La UE vuole i videogiochi in Grecia

La Commissione tra due mesi farà il punto: se Atene non avrà concesso l'uso e la diffusione di sistemi elettronici oggi messi al bando allora il paese sarà deferito alla Corte di Giustizia europea

Bruxelles - A otto mesi di distanza da un primo warning ufficiale, la Commissione europea ha avvertito le autorità greche che la UE non accetterà ulteriormente il notissimo e criticatissimo divieto imposto all'uso di certi videogiochi in Grecia.

La questione, dovuta ad una legge che un tribunale greco ha già definito incostituzionale, secondo la Commissione dovrà essere risolta entro due mesi. In questo lasso di tempo la legge e i regolamenti di pubblica sicurezza ad essa collegati dovranno essere superati da una nuova normativa, oppure cancellati.

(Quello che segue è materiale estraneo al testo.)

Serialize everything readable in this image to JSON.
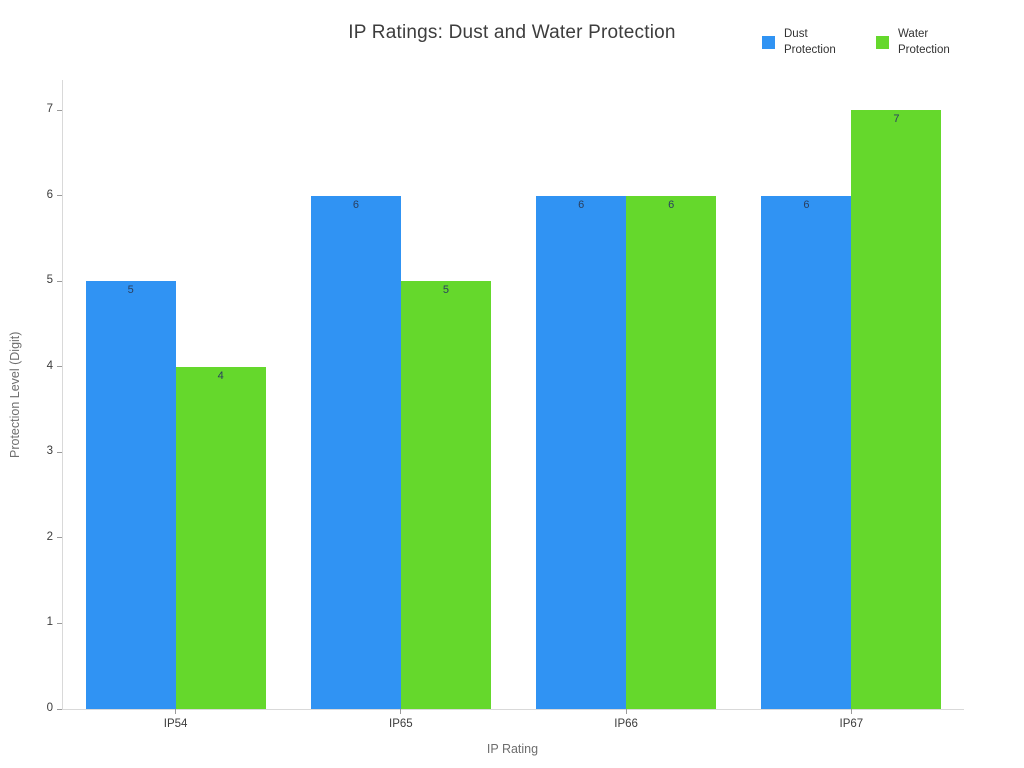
{
  "chart_data": {
    "type": "bar",
    "title": "IP Ratings: Dust and Water Protection",
    "xlabel": "IP Rating",
    "ylabel": "Protection Level (Digit)",
    "categories": [
      "IP54",
      "IP65",
      "IP66",
      "IP67"
    ],
    "series": [
      {
        "name": "Dust Protection",
        "color": "#3093F3",
        "values": [
          5,
          6,
          6,
          6
        ]
      },
      {
        "name": "Water Protection",
        "color": "#65D82C",
        "values": [
          4,
          5,
          6,
          7
        ]
      }
    ],
    "yticks": [
      0,
      1,
      2,
      3,
      4,
      5,
      6,
      7
    ],
    "ylim": [
      0,
      7.35
    ],
    "grid": false,
    "bar_value_labels": true,
    "legend_position": "top-right",
    "colors": {
      "axis_line": "#d9d9d9",
      "tick_mark": "#9a9a9a",
      "tick_text": "#3c3c3c",
      "axis_title_text": "#6e6e6e",
      "title_text": "#3d3d3d",
      "bar_label_text": "#2a3f5f",
      "background": "#ffffff"
    }
  }
}
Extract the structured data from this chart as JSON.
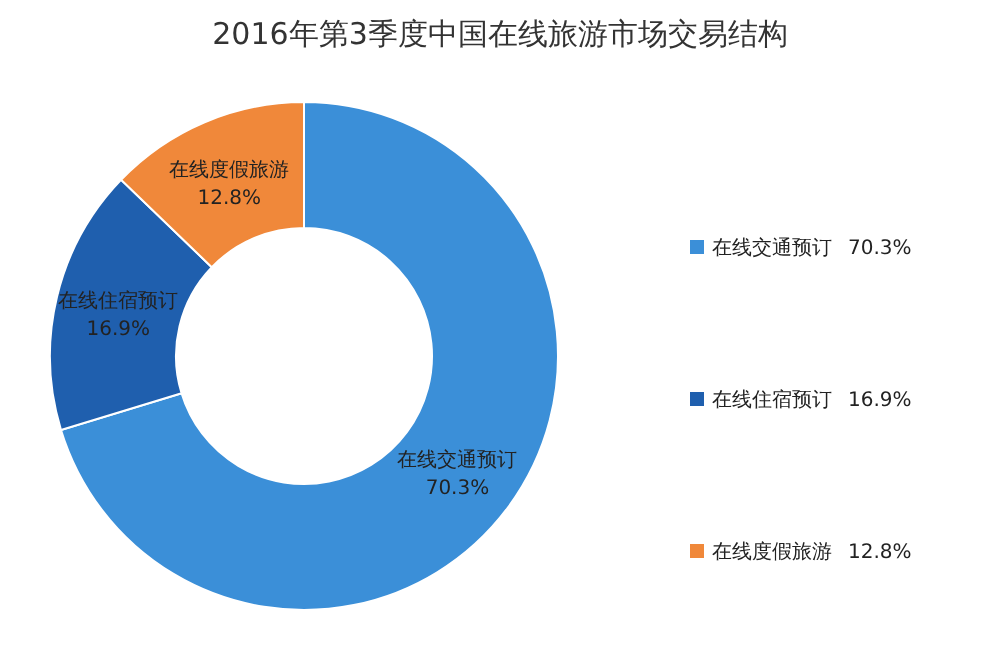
{
  "chart_data": {
    "type": "donut",
    "title": "2016年第3季度中国在线旅游市场交易结构",
    "categories": [
      "在线交通预订",
      "在线住宿预订",
      "在线度假旅游"
    ],
    "values": [
      70.3,
      16.9,
      12.8
    ],
    "value_labels": [
      "70.3%",
      "16.9%",
      "12.8%"
    ],
    "colors": [
      "#3b8fd8",
      "#1f5fae",
      "#f0883a"
    ],
    "legend": "right"
  }
}
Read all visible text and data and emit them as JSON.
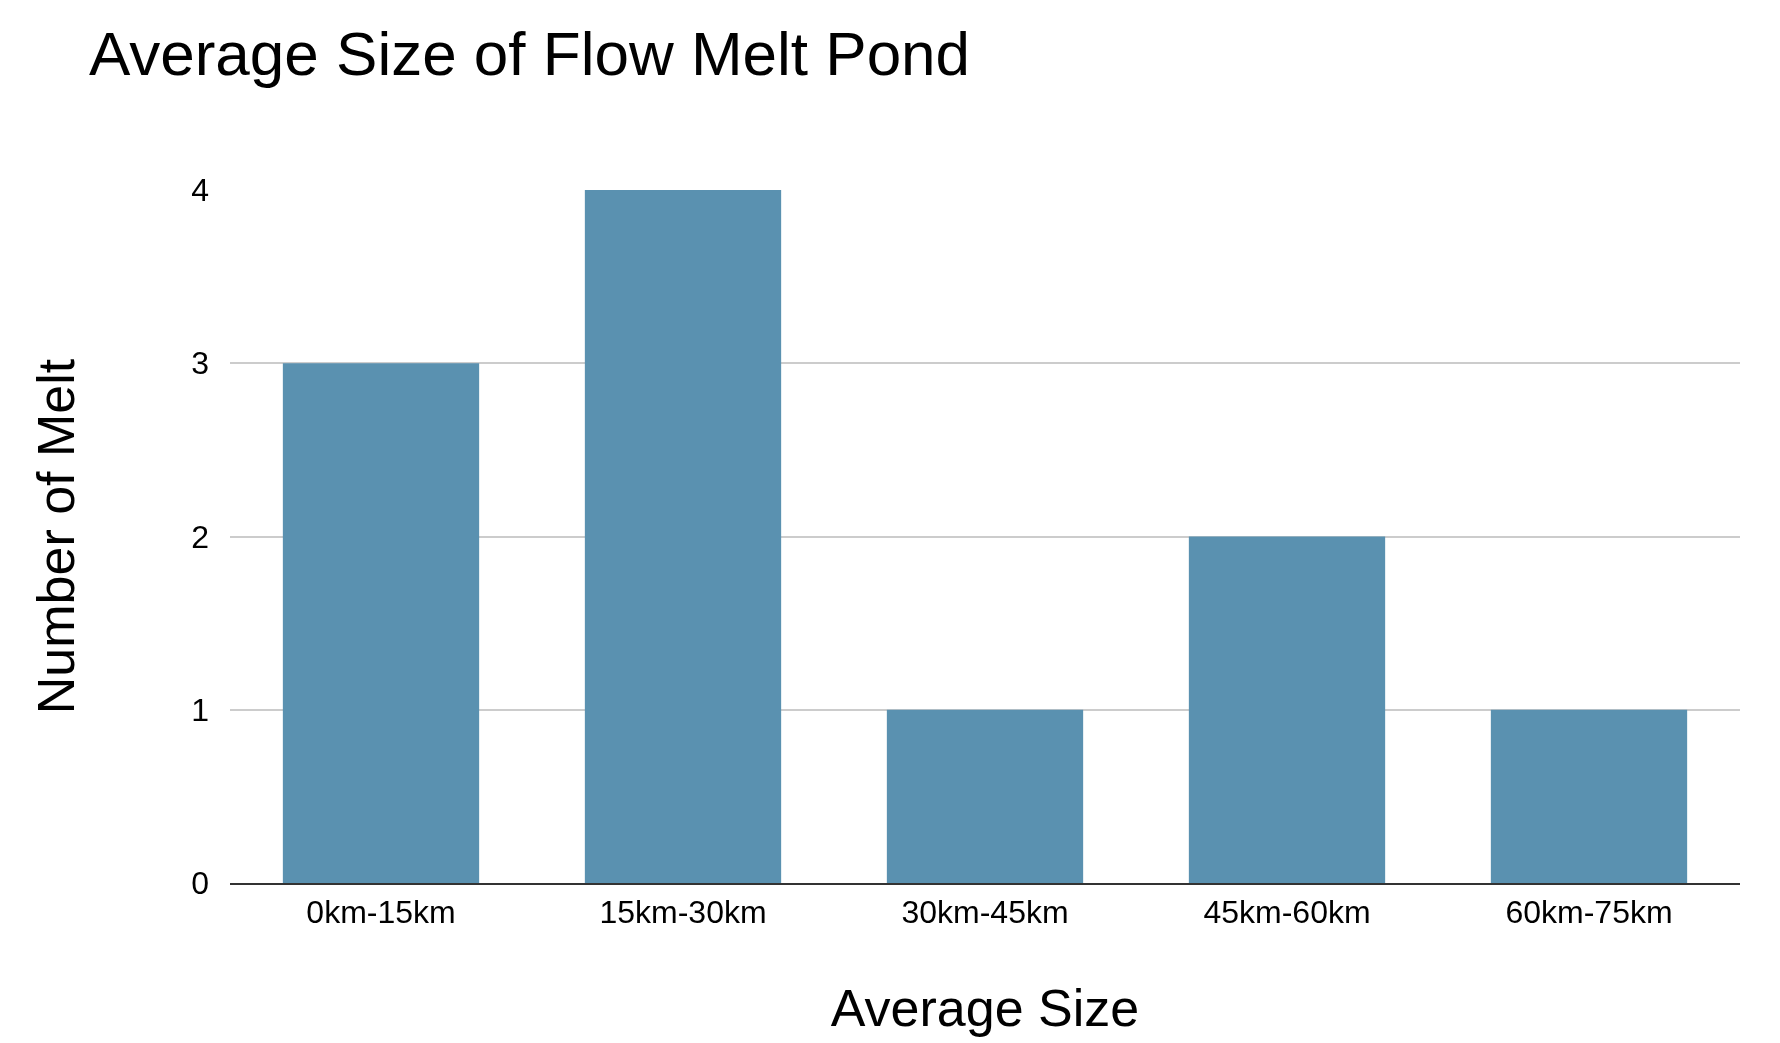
{
  "chart_data": {
    "type": "bar",
    "title": "Average Size of Flow Melt Pond",
    "xlabel": "Average Size",
    "ylabel": "Number of Melt",
    "categories": [
      "0km-15km",
      "15km-30km",
      "30km-45km",
      "45km-60km",
      "60km-75km"
    ],
    "values": [
      3,
      4,
      1,
      2,
      1
    ],
    "color": "#5a91b0",
    "ylim": [
      0,
      4
    ],
    "yticks": [
      0,
      1,
      2,
      3,
      4
    ],
    "grid": "y"
  }
}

Per la Commissione, in ballo, evidentemente, ancora prima dei diritti dei cittadini europei in Grecia, ci sono diverse questioni di natura commerciale e di trattati internazionali. La legge greca, d'altra parte, concepita per dare scacco matto al fenomeno dei videopoker, mette al bando l'uso di giochi elettronici e sistemi elettromeccanici per il gioco. Ma è stata formulata in un modo talmente poco ortodosso da aver creato panico nel mondo videoludico. Oltre ai videopoker, infatti, sono stati presi in mezzo anche tutta una serie di altri games, come quelli a pagamento da sala giochi o da bar. Ci sono voluti alcuni casi giudiziari per spingere il Governo ad esprimersi sulla vicenda per limitare l'applicazione della legge ai soli giochi "a scommessa", pur senza arrivare ad una soluzione deffinitiva del caso.
L'intervento della Commissione, più energico del warning dello scorso luglio, si basa sul fatto che il divieto alla commercializzazione e all'uso di certi dispositivi nonché all'attività di installazione di aziende europee "è incompatibile con i principi del Trattato europeo sulla libera circolazione dei beni e servizi. In mancanza di una risposta soddisfacente, la Commissione potrebbe deferire lo stato membro interessato davanti alla Corte di Giustizia europea".

Com'è ovvio a far rumore, ancor più del richiamo ufficiale della Commissione, è il fatto che un paese come la Grecia possa ancora mantenere in vigore quella normativa nonostante le forti pressioni nazionali e internazionali.